I think your demo is great, but I do believe it is important you stress these are electromagnets and explain how they differ from permanent magnets. The key to your demo though is in your explanation of Lens' Law and induction. Really drive home the fact that the phenomenon described by Lens is due to nature's need to eliminate change in magnetic flux. Make an analogy the kids can grasp that explains this sufficiently. I think with this elaboration (which isn't easy), you'll have a perfect demo.

Good luck!
  • #4
Ok thanks that's great... and I added one more item to the agenda, make a compass by floating the Alnico magnets on expanded polystyrene in tubs of water
  • #5

First of all, it's great that you are incorporating a demonstration on magnets and magnetism into your Beaver Scout program. It's important for children to learn about science and the world around them at a young age.

In terms of your demonstrations, they seem to cover a good range of concepts, from the basics of magnetism to more advanced topics like Lenz's Law. It's also good that you are incorporating hands-on activities and allowing the Beavers to try things out themselves.

As for your concerns, it's always important to prioritize safety in any science demonstration. In terms of the wires getting hot, this could be due to the high amperage in your experiments. One way to reduce the risk of overheating is to use thicker wires that can handle higher currents. You can also limit the amount of time the experiments are running to prevent overheating.

As for the batteries, it's important to use them properly and handle them with care. Make sure they are not damaged or short-circuited. If they are getting too hot, it's best to stop the experiment and let them cool down before continuing. It's also a good idea to have a fire extinguisher nearby, just in case.

Overall, your demonstrations seem well-thought-out and engaging for the Beavers. As long as you prioritize safety and supervise the children during the demonstrations, it should be a fun and educational experience for everyone involved. Good luck with your demonstration!

Related to Suggestions and thoughts on my magnets and magnetism demonstration

What materials are needed for a magnets and magnetism demonstration?

To demonstrate magnets and magnetism, you will need a variety of materials including magnets (bar magnets, horseshoe magnets, or disc magnets), iron filings, paperclips, a compass, and various objects made of different materials (such as wood, plastic, and metal).

What are some simple experiments to demonstrate the properties of magnets?

Some simple experiments to demonstrate the properties of magnets include using a compass to show that magnets have a north and south pole, using iron filings to visualize the magnetic field, and testing the attraction and repulsion between different magnets.

How can I make my magnets and magnetism demonstration interactive?

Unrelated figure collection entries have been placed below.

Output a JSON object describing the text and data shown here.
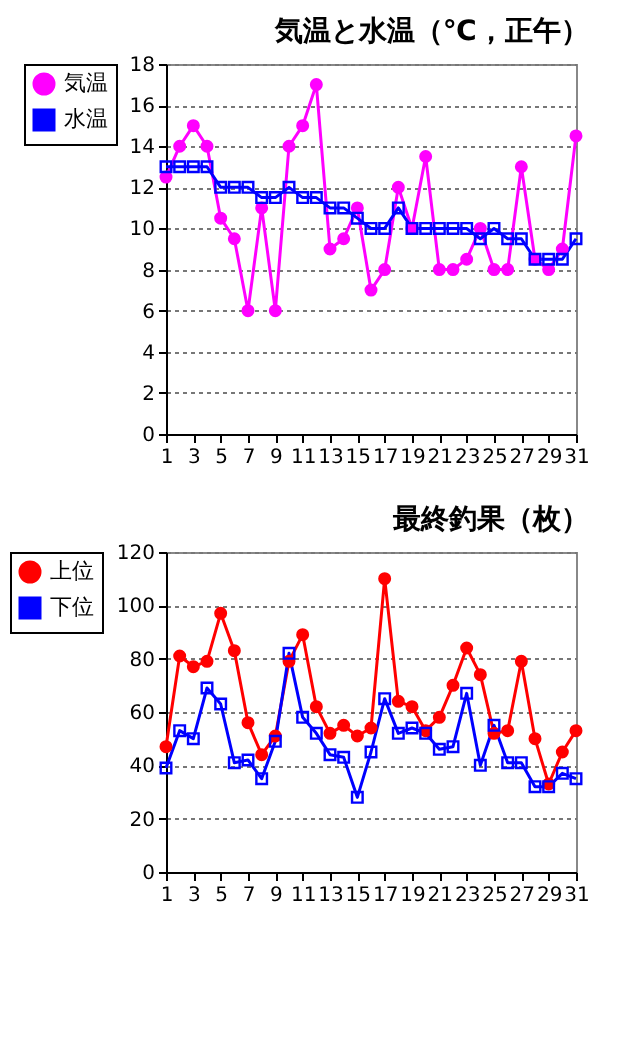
{
  "chart_data": [
    {
      "type": "line",
      "title": "気温と水温（℃，正午）",
      "x": [
        1,
        2,
        3,
        4,
        5,
        6,
        7,
        8,
        9,
        10,
        11,
        12,
        13,
        14,
        15,
        16,
        17,
        18,
        19,
        20,
        21,
        22,
        23,
        24,
        25,
        26,
        27,
        28,
        29,
        30,
        31
      ],
      "series": [
        {
          "name": "気温",
          "color": "#ff00ff",
          "marker": "circle",
          "values": [
            12.5,
            14,
            15,
            14,
            10.5,
            9.5,
            6,
            11,
            6,
            14,
            15,
            17,
            9,
            9.5,
            11,
            7,
            8,
            12,
            10,
            13.5,
            8,
            8,
            8.5,
            10,
            8,
            8,
            13,
            8.5,
            8,
            9,
            14.5
          ]
        },
        {
          "name": "水温",
          "color": "#0000ff",
          "marker": "square",
          "values": [
            13,
            13,
            13,
            13,
            12,
            12,
            12,
            11.5,
            11.5,
            12,
            11.5,
            11.5,
            11,
            11,
            10.5,
            10,
            10,
            11,
            10,
            10,
            10,
            10,
            10,
            9.5,
            10,
            9.5,
            9.5,
            8.5,
            8.5,
            8.5,
            9.5
          ]
        }
      ],
      "xlim": [
        1,
        31
      ],
      "xticks": [
        1,
        3,
        5,
        7,
        9,
        11,
        13,
        15,
        17,
        19,
        21,
        23,
        25,
        27,
        29,
        31
      ],
      "ylim": [
        0,
        18
      ],
      "yticks": [
        0,
        2,
        4,
        6,
        8,
        10,
        12,
        14,
        16,
        18
      ],
      "grid": "y",
      "legend": "left"
    },
    {
      "type": "line",
      "title": "最終釣果（枚）",
      "x": [
        1,
        2,
        3,
        4,
        5,
        6,
        7,
        8,
        9,
        10,
        11,
        12,
        13,
        14,
        15,
        16,
        17,
        18,
        19,
        20,
        21,
        22,
        23,
        24,
        25,
        26,
        27,
        28,
        29,
        30,
        31
      ],
      "series": [
        {
          "name": "上位",
          "color": "#ff0000",
          "marker": "circle",
          "values": [
            47,
            81,
            77,
            79,
            97,
            83,
            56,
            44,
            51,
            79,
            89,
            62,
            52,
            55,
            51,
            54,
            110,
            64,
            62,
            53,
            58,
            70,
            84,
            74,
            52,
            53,
            79,
            50,
            33,
            45,
            53
          ]
        },
        {
          "name": "下位",
          "color": "#0000ff",
          "marker": "square",
          "values": [
            39,
            53,
            50,
            69,
            63,
            41,
            42,
            35,
            49,
            82,
            58,
            52,
            44,
            43,
            28,
            45,
            65,
            52,
            54,
            52,
            46,
            47,
            67,
            40,
            55,
            41,
            41,
            32,
            32,
            37,
            35
          ]
        }
      ],
      "xlim": [
        1,
        31
      ],
      "xticks": [
        1,
        3,
        5,
        7,
        9,
        11,
        13,
        15,
        17,
        19,
        21,
        23,
        25,
        27,
        29,
        31
      ],
      "ylim": [
        0,
        120
      ],
      "yticks": [
        0,
        20,
        40,
        60,
        80,
        100,
        120
      ],
      "grid": "y",
      "legend": "left"
    }
  ]
}
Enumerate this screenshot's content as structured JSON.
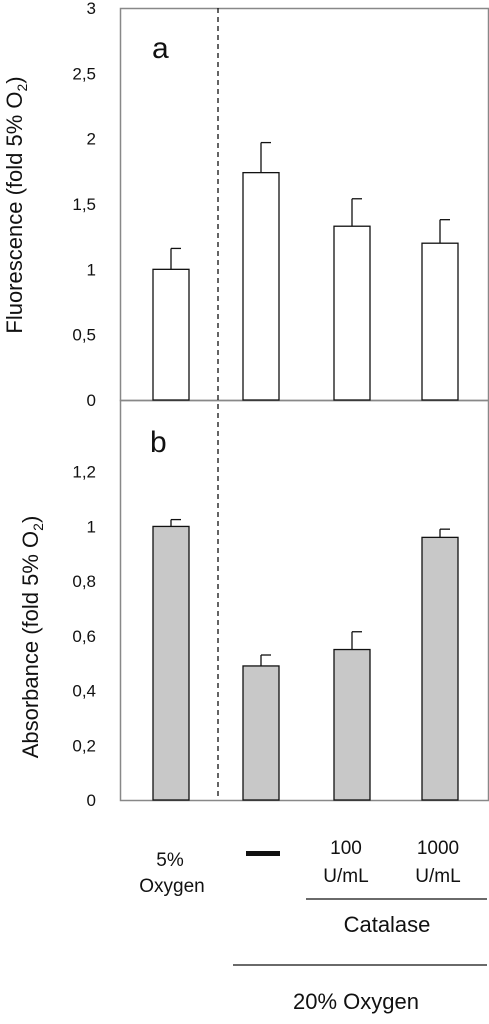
{
  "colors": {
    "bar_a": "#ffffff",
    "bar_b": "#c8c8c8",
    "stroke": "#111111",
    "frame": "#888888"
  },
  "chart_data": [
    {
      "type": "bar",
      "panel_label": "a",
      "ylabel": "Fluorescence (fold 5% O",
      "ylabel_sub": "2",
      "ylabel_close": ")",
      "ylim": [
        0,
        3
      ],
      "yticks": [
        "0",
        "0,5",
        "1",
        "1,5",
        "2",
        "2,5",
        "3"
      ],
      "categories": [
        "5% Oxygen",
        "—",
        "100 U/mL",
        "1000 U/mL"
      ],
      "values": [
        1.0,
        1.74,
        1.33,
        1.2
      ],
      "errors": [
        0.16,
        0.23,
        0.21,
        0.18
      ],
      "bar_color": "#ffffff"
    },
    {
      "type": "bar",
      "panel_label": "b",
      "ylabel": "Absorbance (fold 5% O",
      "ylabel_sub": "2",
      "ylabel_close": ")",
      "ylim": [
        0,
        1.4
      ],
      "yticks": [
        "0",
        "0,2",
        "0,4",
        "0,6",
        "0,8",
        "1",
        "1,2"
      ],
      "categories": [
        "5% Oxygen",
        "—",
        "100 U/mL",
        "1000 U/mL"
      ],
      "values": [
        1.0,
        0.49,
        0.55,
        0.96
      ],
      "errors": [
        0.025,
        0.04,
        0.065,
        0.03
      ],
      "bar_color": "#c8c8c8"
    }
  ],
  "x_labels": {
    "five_pct_line1": "5%",
    "five_pct_line2": "Oxygen",
    "dash": "—",
    "c100_line1": "100",
    "c100_line2": "U/mL",
    "c1000_line1": "1000",
    "c1000_line2": "U/mL",
    "catalase": "Catalase",
    "twenty_pct": "20% Oxygen"
  }
}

You can make your demonstration interactive by allowing the audience to participate in the experiments and asking them questions about their observations. You can also have them predict the outcome of different experiments before conducting them.

What safety precautions should be taken when conducting a magnets and magnetism demonstration?

It is important to handle magnets with caution and keep them away from electronic devices and credit cards. Also, avoid putting magnets in your mouth or near your face. Additionally, be careful when working with strong magnets as they can cause injuries if they snap together or pinch your skin.

What are some real-life applications of magnetism?

Magnetism has many practical applications, including in motors and generators, speakers and headphones, medical imaging equipment, and data storage devices. It is also used in compasses for navigation and in metal detectors for security purposes.